The annual Global Information Security Workforce Study polled over 4,000 information security professionals worldwide. It found that firms spend more than 40 percent of their IT security budgets on personnel, education and training.

Top of the training priorities is security risk management. This reflects the growing requirement in the industry for professionals to have more business-oriented skills, according to Yves Le Roux, security technology strategist at CA.

"We're talking about information security, not information technology.

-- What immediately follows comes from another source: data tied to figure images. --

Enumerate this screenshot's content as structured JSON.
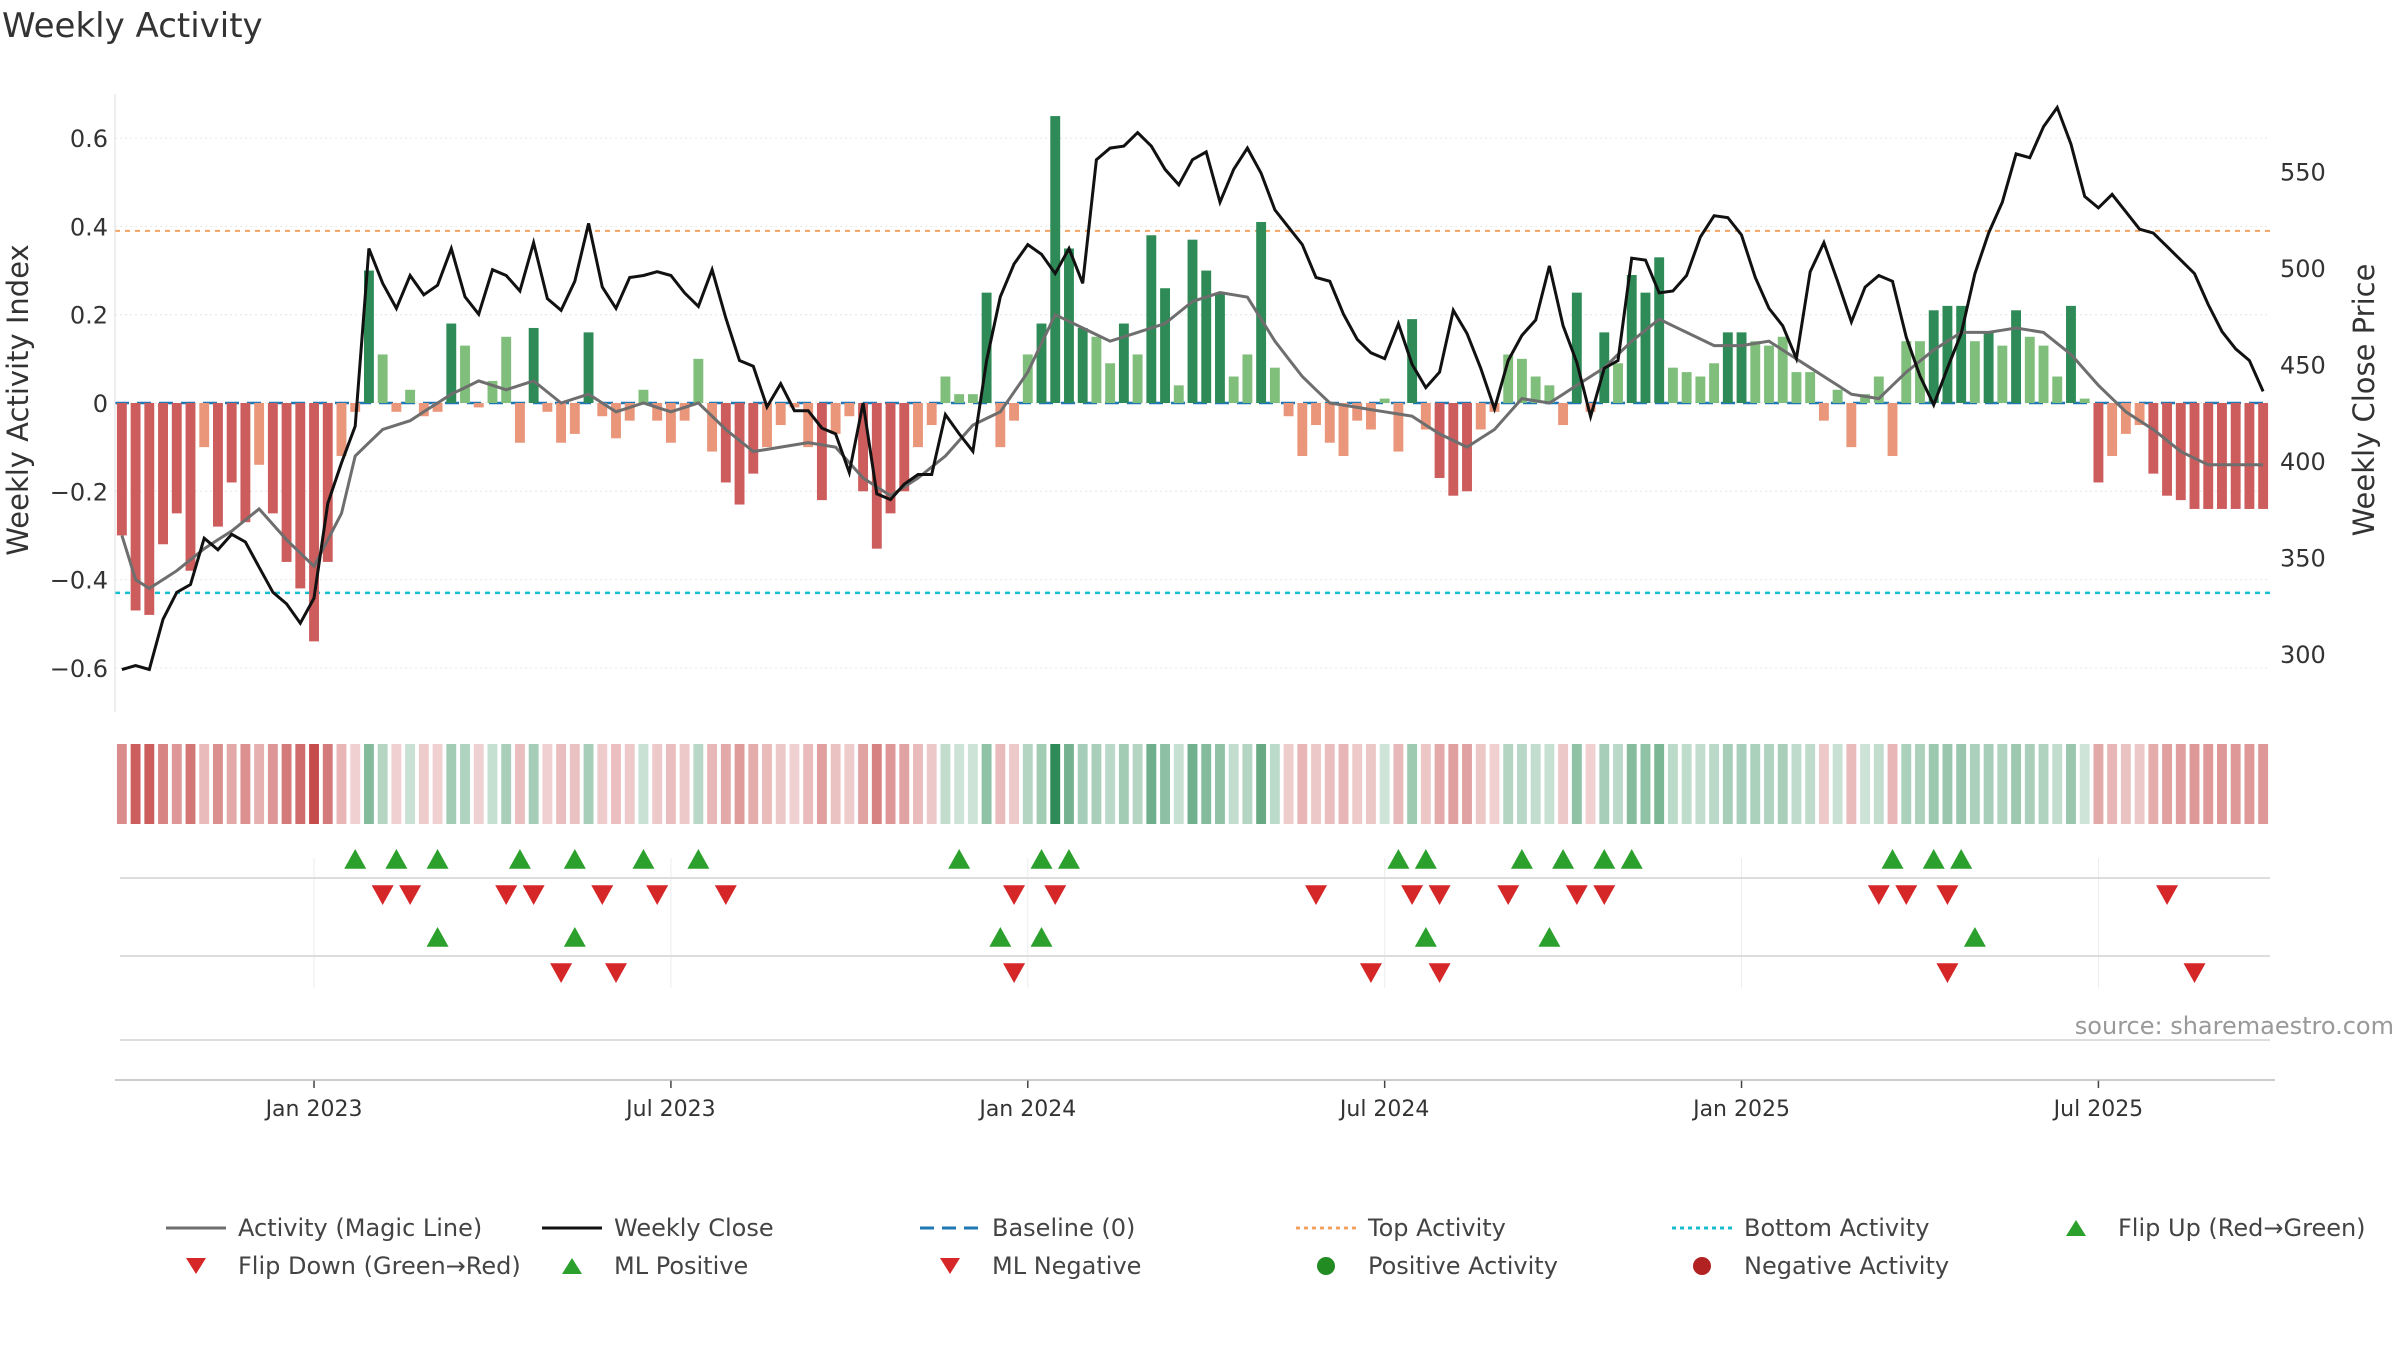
{
  "chart_data": {
    "type": "bar",
    "title": "Weekly Activity",
    "ylabel_left": "Weekly Activity Index",
    "ylabel_right": "Weekly Close Price",
    "ylim_left": [
      -0.7,
      0.7
    ],
    "ylim_right": [
      270,
      590
    ],
    "yticks_left": [
      -0.6,
      -0.4,
      -0.2,
      0,
      0.2,
      0.4,
      0.6
    ],
    "ytick_labels_left": [
      "−0.6",
      "−0.4",
      "−0.2",
      "0",
      "0.2",
      "0.4",
      "0.6"
    ],
    "yticks_right": [
      300,
      350,
      400,
      450,
      500,
      550
    ],
    "ytick_labels_right": [
      "300",
      "350",
      "400",
      "450",
      "500",
      "550"
    ],
    "xticks": [
      {
        "label": "Jan 2023",
        "week": 14
      },
      {
        "label": "Jul 2023",
        "week": 40
      },
      {
        "label": "Jan 2024",
        "week": 66
      },
      {
        "label": "Jul 2024",
        "week": 92
      },
      {
        "label": "Jan 2025",
        "week": 118
      },
      {
        "label": "Jul 2025",
        "week": 144
      }
    ],
    "top_activity": 0.39,
    "bottom_activity": -0.43,
    "weeks": 157,
    "activity_anchors": [
      [
        0,
        -0.3
      ],
      [
        1,
        -0.47
      ],
      [
        2,
        -0.48
      ],
      [
        3,
        -0.32
      ],
      [
        4,
        -0.25
      ],
      [
        5,
        -0.38
      ],
      [
        6,
        -0.1
      ],
      [
        7,
        -0.28
      ],
      [
        8,
        -0.18
      ],
      [
        9,
        -0.27
      ],
      [
        10,
        -0.14
      ],
      [
        11,
        -0.25
      ],
      [
        12,
        -0.36
      ],
      [
        13,
        -0.42
      ],
      [
        14,
        -0.54
      ],
      [
        15,
        -0.36
      ],
      [
        16,
        -0.12
      ],
      [
        17,
        -0.02
      ],
      [
        18,
        0.3
      ],
      [
        19,
        0.11
      ],
      [
        20,
        -0.02
      ],
      [
        21,
        0.03
      ],
      [
        22,
        -0.03
      ],
      [
        23,
        -0.02
      ],
      [
        24,
        0.18
      ],
      [
        25,
        0.13
      ],
      [
        26,
        -0.01
      ],
      [
        27,
        0.05
      ],
      [
        28,
        0.15
      ],
      [
        29,
        -0.09
      ],
      [
        30,
        0.17
      ],
      [
        31,
        -0.02
      ],
      [
        32,
        -0.09
      ],
      [
        33,
        -0.07
      ],
      [
        34,
        0.16
      ],
      [
        35,
        -0.03
      ],
      [
        36,
        -0.08
      ],
      [
        37,
        -0.04
      ],
      [
        38,
        0.03
      ],
      [
        39,
        -0.04
      ],
      [
        40,
        -0.09
      ],
      [
        41,
        -0.04
      ],
      [
        42,
        0.1
      ],
      [
        43,
        -0.11
      ],
      [
        44,
        -0.18
      ],
      [
        45,
        -0.23
      ],
      [
        46,
        -0.16
      ],
      [
        47,
        -0.1
      ],
      [
        48,
        -0.05
      ],
      [
        49,
        -0.01
      ],
      [
        50,
        -0.1
      ],
      [
        51,
        -0.22
      ],
      [
        52,
        -0.07
      ],
      [
        53,
        -0.03
      ],
      [
        54,
        -0.2
      ],
      [
        55,
        -0.33
      ],
      [
        56,
        -0.25
      ],
      [
        57,
        -0.2
      ],
      [
        58,
        -0.1
      ],
      [
        59,
        -0.05
      ],
      [
        60,
        0.06
      ],
      [
        61,
        0.02
      ],
      [
        62,
        0.02
      ],
      [
        63,
        0.25
      ],
      [
        64,
        -0.1
      ],
      [
        65,
        -0.04
      ],
      [
        66,
        0.11
      ],
      [
        67,
        0.18
      ],
      [
        68,
        0.65
      ],
      [
        69,
        0.35
      ],
      [
        70,
        0.17
      ],
      [
        71,
        0.15
      ],
      [
        72,
        0.09
      ],
      [
        73,
        0.18
      ],
      [
        74,
        0.11
      ],
      [
        75,
        0.38
      ],
      [
        76,
        0.26
      ],
      [
        77,
        0.04
      ],
      [
        78,
        0.37
      ],
      [
        79,
        0.3
      ],
      [
        80,
        0.25
      ],
      [
        81,
        0.06
      ],
      [
        82,
        0.11
      ],
      [
        83,
        0.41
      ],
      [
        84,
        0.08
      ],
      [
        85,
        -0.03
      ],
      [
        86,
        -0.12
      ],
      [
        87,
        -0.05
      ],
      [
        88,
        -0.09
      ],
      [
        89,
        -0.12
      ],
      [
        90,
        -0.04
      ],
      [
        91,
        -0.06
      ],
      [
        92,
        0.01
      ],
      [
        93,
        -0.11
      ],
      [
        94,
        0.19
      ],
      [
        95,
        -0.06
      ],
      [
        96,
        -0.17
      ],
      [
        97,
        -0.21
      ],
      [
        98,
        -0.2
      ],
      [
        99,
        -0.06
      ],
      [
        100,
        -0.02
      ],
      [
        101,
        0.11
      ],
      [
        102,
        0.1
      ],
      [
        103,
        0.06
      ],
      [
        104,
        0.04
      ],
      [
        105,
        -0.05
      ],
      [
        106,
        0.25
      ],
      [
        107,
        -0.02
      ],
      [
        108,
        0.16
      ],
      [
        109,
        0.09
      ],
      [
        110,
        0.29
      ],
      [
        111,
        0.25
      ],
      [
        112,
        0.33
      ],
      [
        113,
        0.08
      ],
      [
        114,
        0.07
      ],
      [
        115,
        0.06
      ],
      [
        116,
        0.09
      ],
      [
        117,
        0.16
      ],
      [
        118,
        0.16
      ],
      [
        119,
        0.14
      ],
      [
        120,
        0.13
      ],
      [
        121,
        0.15
      ],
      [
        122,
        0.07
      ],
      [
        123,
        0.07
      ],
      [
        124,
        -0.04
      ],
      [
        125,
        0.03
      ],
      [
        126,
        -0.1
      ],
      [
        127,
        0.02
      ],
      [
        128,
        0.06
      ],
      [
        129,
        -0.12
      ],
      [
        130,
        0.14
      ],
      [
        131,
        0.14
      ],
      [
        132,
        0.21
      ],
      [
        133,
        0.22
      ],
      [
        134,
        0.22
      ],
      [
        135,
        0.14
      ],
      [
        136,
        0.16
      ],
      [
        137,
        0.13
      ],
      [
        138,
        0.21
      ],
      [
        139,
        0.15
      ],
      [
        140,
        0.13
      ],
      [
        141,
        0.06
      ],
      [
        142,
        0.22
      ],
      [
        143,
        0.01
      ],
      [
        144,
        -0.18
      ],
      [
        145,
        -0.12
      ],
      [
        146,
        -0.07
      ],
      [
        147,
        -0.05
      ],
      [
        148,
        -0.16
      ],
      [
        149,
        -0.21
      ],
      [
        150,
        -0.22
      ],
      [
        151,
        -0.24
      ]
    ],
    "magic_line_anchors": [
      [
        0,
        -0.3
      ],
      [
        1,
        -0.4
      ],
      [
        2,
        -0.42
      ],
      [
        4,
        -0.38
      ],
      [
        6,
        -0.33
      ],
      [
        8,
        -0.29
      ],
      [
        10,
        -0.24
      ],
      [
        12,
        -0.31
      ],
      [
        14,
        -0.37
      ],
      [
        16,
        -0.25
      ],
      [
        17,
        -0.12
      ],
      [
        19,
        -0.06
      ],
      [
        21,
        -0.04
      ],
      [
        24,
        0.02
      ],
      [
        26,
        0.05
      ],
      [
        28,
        0.03
      ],
      [
        30,
        0.05
      ],
      [
        32,
        0.0
      ],
      [
        34,
        0.02
      ],
      [
        36,
        -0.02
      ],
      [
        38,
        0.0
      ],
      [
        40,
        -0.02
      ],
      [
        42,
        0.0
      ],
      [
        44,
        -0.06
      ],
      [
        46,
        -0.11
      ],
      [
        48,
        -0.1
      ],
      [
        50,
        -0.09
      ],
      [
        52,
        -0.1
      ],
      [
        54,
        -0.17
      ],
      [
        56,
        -0.21
      ],
      [
        58,
        -0.17
      ],
      [
        60,
        -0.12
      ],
      [
        62,
        -0.05
      ],
      [
        64,
        -0.02
      ],
      [
        66,
        0.07
      ],
      [
        68,
        0.2
      ],
      [
        70,
        0.17
      ],
      [
        72,
        0.14
      ],
      [
        74,
        0.16
      ],
      [
        76,
        0.18
      ],
      [
        78,
        0.23
      ],
      [
        80,
        0.25
      ],
      [
        82,
        0.24
      ],
      [
        84,
        0.14
      ],
      [
        86,
        0.06
      ],
      [
        88,
        0.0
      ],
      [
        90,
        -0.01
      ],
      [
        92,
        -0.02
      ],
      [
        94,
        -0.03
      ],
      [
        96,
        -0.07
      ],
      [
        98,
        -0.1
      ],
      [
        100,
        -0.06
      ],
      [
        102,
        0.01
      ],
      [
        104,
        0.0
      ],
      [
        106,
        0.04
      ],
      [
        108,
        0.08
      ],
      [
        110,
        0.14
      ],
      [
        112,
        0.19
      ],
      [
        114,
        0.16
      ],
      [
        116,
        0.13
      ],
      [
        118,
        0.13
      ],
      [
        120,
        0.14
      ],
      [
        122,
        0.1
      ],
      [
        124,
        0.06
      ],
      [
        126,
        0.02
      ],
      [
        128,
        0.01
      ],
      [
        130,
        0.07
      ],
      [
        132,
        0.12
      ],
      [
        134,
        0.16
      ],
      [
        136,
        0.16
      ],
      [
        138,
        0.17
      ],
      [
        140,
        0.16
      ],
      [
        142,
        0.11
      ],
      [
        144,
        0.04
      ],
      [
        146,
        -0.02
      ],
      [
        148,
        -0.06
      ],
      [
        150,
        -0.11
      ],
      [
        152,
        -0.14
      ]
    ],
    "close_anchors": [
      [
        0,
        292
      ],
      [
        1,
        294
      ],
      [
        2,
        292
      ],
      [
        3,
        318
      ],
      [
        4,
        332
      ],
      [
        5,
        336
      ],
      [
        6,
        360
      ],
      [
        7,
        354
      ],
      [
        8,
        362
      ],
      [
        9,
        358
      ],
      [
        10,
        345
      ],
      [
        11,
        332
      ],
      [
        12,
        326
      ],
      [
        13,
        316
      ],
      [
        14,
        329
      ],
      [
        15,
        378
      ],
      [
        16,
        399
      ],
      [
        17,
        418
      ],
      [
        18,
        510
      ],
      [
        19,
        492
      ],
      [
        20,
        479
      ],
      [
        21,
        496
      ],
      [
        22,
        486
      ],
      [
        23,
        491
      ],
      [
        24,
        510
      ],
      [
        25,
        485
      ],
      [
        26,
        476
      ],
      [
        27,
        499
      ],
      [
        28,
        496
      ],
      [
        29,
        488
      ],
      [
        30,
        513
      ],
      [
        31,
        484
      ],
      [
        32,
        478
      ],
      [
        33,
        493
      ],
      [
        34,
        523
      ],
      [
        35,
        490
      ],
      [
        36,
        479
      ],
      [
        37,
        495
      ],
      [
        38,
        496
      ],
      [
        39,
        498
      ],
      [
        40,
        496
      ],
      [
        41,
        487
      ],
      [
        42,
        480
      ],
      [
        43,
        499
      ],
      [
        44,
        474
      ],
      [
        45,
        452
      ],
      [
        46,
        449
      ],
      [
        47,
        428
      ],
      [
        48,
        440
      ],
      [
        49,
        426
      ],
      [
        50,
        426
      ],
      [
        51,
        417
      ],
      [
        52,
        414
      ],
      [
        53,
        394
      ],
      [
        54,
        430
      ],
      [
        55,
        383
      ],
      [
        56,
        380
      ],
      [
        57,
        388
      ],
      [
        58,
        393
      ],
      [
        59,
        393
      ],
      [
        60,
        424
      ],
      [
        61,
        414
      ],
      [
        62,
        405
      ],
      [
        63,
        452
      ],
      [
        64,
        485
      ],
      [
        65,
        502
      ],
      [
        66,
        512
      ],
      [
        67,
        507
      ],
      [
        68,
        497
      ],
      [
        69,
        510
      ],
      [
        70,
        492
      ],
      [
        71,
        556
      ],
      [
        72,
        562
      ],
      [
        73,
        563
      ],
      [
        74,
        570
      ],
      [
        75,
        563
      ],
      [
        76,
        551
      ],
      [
        77,
        543
      ],
      [
        78,
        556
      ],
      [
        79,
        560
      ],
      [
        80,
        534
      ],
      [
        81,
        551
      ],
      [
        82,
        562
      ],
      [
        83,
        549
      ],
      [
        84,
        530
      ],
      [
        85,
        521
      ],
      [
        86,
        512
      ],
      [
        87,
        495
      ],
      [
        88,
        493
      ],
      [
        89,
        476
      ],
      [
        90,
        463
      ],
      [
        91,
        456
      ],
      [
        92,
        453
      ],
      [
        93,
        471
      ],
      [
        94,
        450
      ],
      [
        95,
        438
      ],
      [
        96,
        446
      ],
      [
        97,
        478
      ],
      [
        98,
        466
      ],
      [
        99,
        448
      ],
      [
        100,
        427
      ],
      [
        101,
        452
      ],
      [
        102,
        465
      ],
      [
        103,
        473
      ],
      [
        104,
        501
      ],
      [
        105,
        470
      ],
      [
        106,
        451
      ],
      [
        107,
        423
      ],
      [
        108,
        448
      ],
      [
        109,
        452
      ],
      [
        110,
        505
      ],
      [
        111,
        504
      ],
      [
        112,
        487
      ],
      [
        113,
        488
      ],
      [
        114,
        496
      ],
      [
        115,
        516
      ],
      [
        116,
        527
      ],
      [
        117,
        526
      ],
      [
        118,
        517
      ],
      [
        119,
        495
      ],
      [
        120,
        479
      ],
      [
        121,
        470
      ],
      [
        122,
        453
      ],
      [
        123,
        498
      ],
      [
        124,
        513
      ],
      [
        125,
        493
      ],
      [
        126,
        472
      ],
      [
        127,
        490
      ],
      [
        128,
        496
      ],
      [
        129,
        493
      ],
      [
        130,
        464
      ],
      [
        131,
        444
      ],
      [
        132,
        429
      ],
      [
        133,
        448
      ],
      [
        134,
        466
      ],
      [
        135,
        497
      ],
      [
        136,
        518
      ],
      [
        137,
        534
      ],
      [
        138,
        559
      ],
      [
        139,
        557
      ],
      [
        140,
        573
      ],
      [
        141,
        583
      ],
      [
        142,
        564
      ],
      [
        143,
        537
      ],
      [
        144,
        531
      ],
      [
        145,
        538
      ],
      [
        146,
        529
      ],
      [
        147,
        520
      ],
      [
        148,
        518
      ],
      [
        149,
        511
      ],
      [
        150,
        504
      ],
      [
        151,
        497
      ],
      [
        152,
        481
      ],
      [
        153,
        467
      ],
      [
        154,
        458
      ],
      [
        155,
        452
      ],
      [
        156,
        436
      ]
    ],
    "heat_strip": "sign of activity by week (green = positive, red = negative)",
    "flip_up_weeks": [
      17,
      20,
      23,
      29,
      33,
      38,
      42,
      61,
      67,
      69,
      93,
      95,
      102,
      105,
      108,
      110,
      129,
      132,
      134
    ],
    "flip_down_weeks": [
      19,
      21,
      28,
      30,
      35,
      39,
      44,
      65,
      68,
      87,
      94,
      96,
      101,
      106,
      108,
      128,
      130,
      133,
      149
    ],
    "ml_positive_weeks": [
      23,
      33,
      64,
      67,
      95,
      104,
      135
    ],
    "ml_negative_weeks": [
      32,
      36,
      65,
      91,
      96,
      133,
      151
    ],
    "legend": [
      {
        "label": "Activity (Magic Line)",
        "key": "magic"
      },
      {
        "label": "Weekly Close",
        "key": "close"
      },
      {
        "label": "Baseline (0)",
        "key": "baseline"
      },
      {
        "label": "Top Activity",
        "key": "top"
      },
      {
        "label": "Bottom Activity",
        "key": "bottom"
      },
      {
        "label": "Flip Up (Red→Green)",
        "key": "flipup"
      },
      {
        "label": "Flip Down (Green→Red)",
        "key": "flipdown"
      },
      {
        "label": "ML Positive",
        "key": "mlpos"
      },
      {
        "label": "ML Negative",
        "key": "mlneg"
      },
      {
        "label": "Positive Activity",
        "key": "posdot"
      },
      {
        "label": "Negative Activity",
        "key": "negdot"
      }
    ],
    "source": "source: sharemaestro.com"
  },
  "colors": {
    "pos_dark": "#2e8b57",
    "pos_light": "#7fbf7b",
    "neg_dark": "#cd5c5c",
    "neg_light": "#e9967a",
    "close": "#111111",
    "magic": "#6e6e6e",
    "baseline": "#1f77b4",
    "top": "#f4a261",
    "bottom": "#17becf",
    "up": "#2ca02c",
    "down": "#d62728",
    "neg_dot": "#b22222",
    "pos_dot": "#228b22",
    "grid": "#e6e6e6"
  }
}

We have to look at the business risk and know how to [manage that]," Le Roux explained. "You need training in technical skills and business skills but those purely technical guys will never be [chief security officer]."

As part of the increasing importance of risk management approaches, the survey found that responsibility for security strategy is being extended to other areas of senior management, many previously not associated with IT security.

"In many cases we'll migrate responsibility over to the business process owner and the security guy will become more of an advisor," Le Roux said.

The survey also emphasised the value of security certifications to hiring managers. Le Roux argued that certifications have become more important as compliance pressures have increased the responsibilities of security staff. " They are important to show the [quality] of staff and a level of recognition. It used to be just US companies [that looked for certifications] but now we're seeing it in Europe," he added.